Police resume landfill search for missing RAF serviceman Corrie McKeague

Police searching a landfill site in Milton in March
Police searching a landfill site in Milton in March. Photograph: Chris Radburn/PA

A police force is resuming a search of a landfill site in an effort to find a missing RAF serviceman, Corrie McKeague, after calling off the hunt three months ago.

McKeague, 23, vanished after a night out with friends in Bury St Edmunds last year. He was last seen on CCTV in the early hours of 24 September walking into a bin loading bay in Brentgovel Street.

A bin lorry was seen on CCTV near Brentgovel Street around the time McKeague was last seen, and it took a route that appeared to coincide with the movements of McKeague’s mobile phone signal.

Suffolk police called off the search of a landfill site at Milton, Cambridgeshire, after four months of excavating turned up no evidence of his body. The decision was met with criticism from McKeague’s mother, Nicola Urquhart, who said it showed the force had “given up on finding Corrie”.

This month the force said that after rechecking the available information, officers had concluded the area was “still the location where there was the highest likelihood of finding Corrie” and it would resume the search.

The latest phase will will concentrate on an area next to the site of the earlier search and could take six weeks, the force said.

Suffolk police have already spent more than £1m investigating the disappearance.

Det Supt Katie Elliott said: “We have spoken to Corrie’s mum and dad to explain our decision and share in detail the reasons behind it.

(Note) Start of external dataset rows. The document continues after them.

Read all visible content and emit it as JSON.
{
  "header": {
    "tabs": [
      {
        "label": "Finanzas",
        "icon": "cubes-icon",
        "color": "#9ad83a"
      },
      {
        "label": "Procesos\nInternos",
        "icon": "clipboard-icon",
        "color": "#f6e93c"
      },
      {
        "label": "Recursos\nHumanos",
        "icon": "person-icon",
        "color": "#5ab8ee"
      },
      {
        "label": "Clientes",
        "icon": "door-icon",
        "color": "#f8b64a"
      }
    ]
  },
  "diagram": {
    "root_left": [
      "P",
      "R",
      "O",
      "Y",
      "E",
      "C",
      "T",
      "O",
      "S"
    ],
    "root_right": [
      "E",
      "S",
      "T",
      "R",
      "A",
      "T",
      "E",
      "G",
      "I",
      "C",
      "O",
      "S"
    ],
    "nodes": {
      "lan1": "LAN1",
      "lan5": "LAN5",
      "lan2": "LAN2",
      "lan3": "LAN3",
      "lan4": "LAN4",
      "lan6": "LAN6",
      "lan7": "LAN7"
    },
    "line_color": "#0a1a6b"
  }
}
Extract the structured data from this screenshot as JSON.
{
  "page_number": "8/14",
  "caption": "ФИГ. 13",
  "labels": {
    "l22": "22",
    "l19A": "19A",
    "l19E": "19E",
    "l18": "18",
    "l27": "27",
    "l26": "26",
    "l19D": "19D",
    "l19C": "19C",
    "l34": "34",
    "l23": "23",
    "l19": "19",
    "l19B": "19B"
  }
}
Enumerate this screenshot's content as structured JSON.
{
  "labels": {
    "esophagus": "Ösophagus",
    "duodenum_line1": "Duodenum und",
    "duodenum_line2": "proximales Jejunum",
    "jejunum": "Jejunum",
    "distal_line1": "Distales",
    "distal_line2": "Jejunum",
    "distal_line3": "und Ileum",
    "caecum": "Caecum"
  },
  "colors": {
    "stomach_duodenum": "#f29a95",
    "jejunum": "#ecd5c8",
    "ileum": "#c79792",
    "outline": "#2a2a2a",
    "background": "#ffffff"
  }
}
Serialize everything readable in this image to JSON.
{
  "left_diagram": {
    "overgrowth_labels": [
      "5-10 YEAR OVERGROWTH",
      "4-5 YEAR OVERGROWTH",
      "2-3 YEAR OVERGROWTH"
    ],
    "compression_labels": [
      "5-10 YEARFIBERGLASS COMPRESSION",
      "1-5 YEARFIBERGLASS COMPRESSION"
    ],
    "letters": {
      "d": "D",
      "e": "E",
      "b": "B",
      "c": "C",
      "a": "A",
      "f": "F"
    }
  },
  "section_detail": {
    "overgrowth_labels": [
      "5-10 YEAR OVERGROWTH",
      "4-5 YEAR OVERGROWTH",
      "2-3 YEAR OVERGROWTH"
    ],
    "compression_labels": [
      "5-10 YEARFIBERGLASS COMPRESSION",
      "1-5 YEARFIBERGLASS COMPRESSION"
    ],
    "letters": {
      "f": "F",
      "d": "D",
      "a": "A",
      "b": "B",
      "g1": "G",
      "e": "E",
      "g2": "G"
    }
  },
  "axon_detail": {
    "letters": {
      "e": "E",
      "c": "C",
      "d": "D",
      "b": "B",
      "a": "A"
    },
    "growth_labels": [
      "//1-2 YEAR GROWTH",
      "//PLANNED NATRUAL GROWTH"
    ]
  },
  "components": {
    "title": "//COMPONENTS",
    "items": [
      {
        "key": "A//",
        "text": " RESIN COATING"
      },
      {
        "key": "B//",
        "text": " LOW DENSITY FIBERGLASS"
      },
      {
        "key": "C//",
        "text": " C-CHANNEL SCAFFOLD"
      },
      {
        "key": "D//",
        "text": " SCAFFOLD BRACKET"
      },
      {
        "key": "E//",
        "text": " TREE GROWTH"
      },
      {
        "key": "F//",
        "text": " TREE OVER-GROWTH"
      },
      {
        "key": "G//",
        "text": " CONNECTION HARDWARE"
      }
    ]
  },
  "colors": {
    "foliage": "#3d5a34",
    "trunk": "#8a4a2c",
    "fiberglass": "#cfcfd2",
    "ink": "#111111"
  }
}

We will, of course, continue to work together with Corrie’s family as the inquiry progresses. We can only hope that over the coming weeks the resumption of the search brings the answers that we are all hoping for and especially, of course, for Nicola [Urquhart, McKeague’s mother] and [his father] Martin.”

McKeague’s girlfriend, April Oliver, announced in June that the missing serviceman had become a father with the birth of their daughter.

Last month, a year after he went missing, his mother led a group of about 30 people around the town centre in an attempt to generate new leads. CCTV images of four men believed to have interacted with McKeague on the night he disappeared were released in September.